Dans la soirée du 15 décembre, Miri Tatarata avait en effet expliqué qu’elle s’était endormie devant la télé alors que son mari se trouvait à ses côtés. Elle aurait constaté sa disparition en se réveillant et aurait trouvé, posés sur son lit, un crâne humain et un mot rédigé par JPK qui lui aurait écrit : « Quoi que je fasse, où que j’aille, je continuerai à t’aimer. » Bien qu’ayant parlé de cet écrit à plusieurs personnes de son entourage, Miri Tatara l’aurait, selon ses déclarations, détruit dans la panique.
Éléments inexpliqués

Le 26 juin 2019, les enquêteurs de la Section de recherches de Papeete placent donc les deux anciens amants en garde à vue. Si de nombreuses pistes n’ont rien donné, comme des recherches de traces de sang au Blue Star notamment, ils s’attardent sur une série d’éléments « inexpliqués » durant la journée et la soirée de la disparition de JPK, le 15 décembre 1997.
Parmi ces éléments, le nouveau témoignage de l’ex-femme de Francis Stein qui déclare aujourd’hui que, dans son souvenir, son mari n’était pas au domicile le soir de la disparition. « Il lui semble qu’il était sorti pour une réunion politique et que l’appel passé par Miri était en relation avec cette réunion. Il était déjà habillé lorsqu’il est venu lui annoncer qu’il devait repartir », relatent les gendarmes. Une version contestée par l’intéressé, qui assure avoir passé la soirée à son domicile jusqu’à l’appel de Miri Tatarata vers 1 h 20 du matin, lui annonçant la disparition de JPK.
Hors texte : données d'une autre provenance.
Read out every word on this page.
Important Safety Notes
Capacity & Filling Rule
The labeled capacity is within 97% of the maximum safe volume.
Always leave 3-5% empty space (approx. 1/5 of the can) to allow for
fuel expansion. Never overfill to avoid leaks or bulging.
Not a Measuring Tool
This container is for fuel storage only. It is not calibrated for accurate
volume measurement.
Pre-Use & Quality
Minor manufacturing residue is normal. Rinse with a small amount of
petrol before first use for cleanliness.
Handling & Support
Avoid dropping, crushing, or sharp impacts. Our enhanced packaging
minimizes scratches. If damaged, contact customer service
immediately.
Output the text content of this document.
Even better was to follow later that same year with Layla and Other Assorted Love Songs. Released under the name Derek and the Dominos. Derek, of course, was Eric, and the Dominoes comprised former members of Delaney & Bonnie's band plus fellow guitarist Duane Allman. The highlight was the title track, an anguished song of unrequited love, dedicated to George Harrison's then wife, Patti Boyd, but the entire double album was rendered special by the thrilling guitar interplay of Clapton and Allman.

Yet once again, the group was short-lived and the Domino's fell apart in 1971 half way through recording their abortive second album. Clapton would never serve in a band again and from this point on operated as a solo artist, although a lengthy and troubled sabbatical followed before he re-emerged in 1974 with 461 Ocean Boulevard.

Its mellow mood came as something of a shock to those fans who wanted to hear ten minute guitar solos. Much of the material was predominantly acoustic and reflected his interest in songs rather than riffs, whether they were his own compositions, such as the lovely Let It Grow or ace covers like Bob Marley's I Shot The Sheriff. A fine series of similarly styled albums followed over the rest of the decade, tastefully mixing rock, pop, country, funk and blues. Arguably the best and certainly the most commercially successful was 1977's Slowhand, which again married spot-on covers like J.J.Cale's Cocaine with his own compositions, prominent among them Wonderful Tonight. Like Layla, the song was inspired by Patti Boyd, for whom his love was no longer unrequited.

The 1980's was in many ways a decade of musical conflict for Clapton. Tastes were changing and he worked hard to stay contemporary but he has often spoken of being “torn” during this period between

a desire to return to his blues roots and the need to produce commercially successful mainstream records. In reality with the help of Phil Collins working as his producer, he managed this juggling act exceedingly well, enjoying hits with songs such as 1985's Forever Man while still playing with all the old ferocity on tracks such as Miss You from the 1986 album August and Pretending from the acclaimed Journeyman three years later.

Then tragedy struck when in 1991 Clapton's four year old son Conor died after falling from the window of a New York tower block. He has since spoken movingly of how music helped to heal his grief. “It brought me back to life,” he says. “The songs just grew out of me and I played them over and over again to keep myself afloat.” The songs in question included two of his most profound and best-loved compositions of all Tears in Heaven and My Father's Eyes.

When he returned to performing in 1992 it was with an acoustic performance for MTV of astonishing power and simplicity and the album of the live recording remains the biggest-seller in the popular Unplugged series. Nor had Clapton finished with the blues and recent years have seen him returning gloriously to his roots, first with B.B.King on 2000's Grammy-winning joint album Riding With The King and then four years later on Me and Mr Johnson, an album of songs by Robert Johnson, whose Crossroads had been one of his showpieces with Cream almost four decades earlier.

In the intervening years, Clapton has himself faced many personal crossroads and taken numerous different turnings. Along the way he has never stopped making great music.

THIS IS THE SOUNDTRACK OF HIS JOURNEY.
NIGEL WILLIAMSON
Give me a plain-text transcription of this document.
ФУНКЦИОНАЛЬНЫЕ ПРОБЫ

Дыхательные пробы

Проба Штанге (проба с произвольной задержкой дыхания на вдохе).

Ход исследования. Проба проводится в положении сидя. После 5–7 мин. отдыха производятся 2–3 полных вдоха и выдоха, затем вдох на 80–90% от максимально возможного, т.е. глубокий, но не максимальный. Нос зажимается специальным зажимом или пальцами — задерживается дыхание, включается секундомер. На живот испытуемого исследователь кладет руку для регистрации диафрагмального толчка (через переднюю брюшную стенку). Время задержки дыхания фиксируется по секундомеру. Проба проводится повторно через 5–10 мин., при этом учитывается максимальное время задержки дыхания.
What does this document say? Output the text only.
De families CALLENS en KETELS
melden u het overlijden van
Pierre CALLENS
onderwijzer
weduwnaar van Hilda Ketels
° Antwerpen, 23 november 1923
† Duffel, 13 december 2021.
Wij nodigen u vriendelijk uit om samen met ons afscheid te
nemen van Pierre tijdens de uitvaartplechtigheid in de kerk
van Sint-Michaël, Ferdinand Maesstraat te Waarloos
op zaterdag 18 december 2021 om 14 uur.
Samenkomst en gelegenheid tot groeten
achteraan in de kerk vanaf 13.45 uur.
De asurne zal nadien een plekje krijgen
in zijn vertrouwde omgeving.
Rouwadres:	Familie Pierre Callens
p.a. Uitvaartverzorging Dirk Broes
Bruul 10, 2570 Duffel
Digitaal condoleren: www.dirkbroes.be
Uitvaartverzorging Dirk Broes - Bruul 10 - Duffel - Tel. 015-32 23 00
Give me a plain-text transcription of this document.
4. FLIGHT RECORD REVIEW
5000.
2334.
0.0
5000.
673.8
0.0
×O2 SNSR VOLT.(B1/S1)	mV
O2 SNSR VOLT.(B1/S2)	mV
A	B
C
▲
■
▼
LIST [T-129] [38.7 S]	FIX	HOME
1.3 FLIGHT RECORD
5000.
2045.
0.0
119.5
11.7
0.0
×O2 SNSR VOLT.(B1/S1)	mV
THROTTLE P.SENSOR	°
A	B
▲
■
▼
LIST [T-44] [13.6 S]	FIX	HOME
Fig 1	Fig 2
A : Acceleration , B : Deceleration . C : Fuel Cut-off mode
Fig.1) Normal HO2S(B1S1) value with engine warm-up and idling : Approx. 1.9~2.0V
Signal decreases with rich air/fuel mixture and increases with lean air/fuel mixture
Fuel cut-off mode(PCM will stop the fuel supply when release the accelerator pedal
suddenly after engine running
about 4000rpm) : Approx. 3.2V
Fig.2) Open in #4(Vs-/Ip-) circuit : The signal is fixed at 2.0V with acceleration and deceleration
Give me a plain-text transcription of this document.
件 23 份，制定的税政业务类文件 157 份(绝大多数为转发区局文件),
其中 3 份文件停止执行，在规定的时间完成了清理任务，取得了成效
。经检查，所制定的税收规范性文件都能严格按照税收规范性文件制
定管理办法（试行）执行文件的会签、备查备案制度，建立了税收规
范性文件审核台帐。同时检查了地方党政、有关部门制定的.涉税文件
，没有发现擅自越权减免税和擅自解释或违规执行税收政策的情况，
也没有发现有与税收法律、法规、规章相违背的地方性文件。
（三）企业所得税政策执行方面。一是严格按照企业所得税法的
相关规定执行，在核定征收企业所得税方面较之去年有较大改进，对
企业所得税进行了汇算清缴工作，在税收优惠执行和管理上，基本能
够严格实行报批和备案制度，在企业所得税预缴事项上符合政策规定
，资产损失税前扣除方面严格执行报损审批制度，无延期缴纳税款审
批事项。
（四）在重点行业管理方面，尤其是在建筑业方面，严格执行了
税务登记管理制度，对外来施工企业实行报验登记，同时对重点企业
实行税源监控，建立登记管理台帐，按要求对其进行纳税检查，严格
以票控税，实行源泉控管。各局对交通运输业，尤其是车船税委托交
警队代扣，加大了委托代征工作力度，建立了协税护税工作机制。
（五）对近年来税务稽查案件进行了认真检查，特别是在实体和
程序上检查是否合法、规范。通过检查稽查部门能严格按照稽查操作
Toujours au domicile de Francis Stein le soir de la disparition, les enquêteurs se sont intéressés au fonctionnement d’une alarme que ce dernier avait toujours affirmé avoir déclenché en se levant pour répondre au téléphone à Miri Tatarata. « Or cela est impossible », affirment les gendarmes, « car l’appel de Miri a été passé à 1 h 22 et l’alarme a déclenché à 1 h 32 soit plus de 10 minutes après l’appel ». Les enquêteurs disent alors « s’interroger sur le délai constaté entre l’appel au secours de Miri et le départ de son amant, ce dernier mettant 10 minutes pour quitter la maison ».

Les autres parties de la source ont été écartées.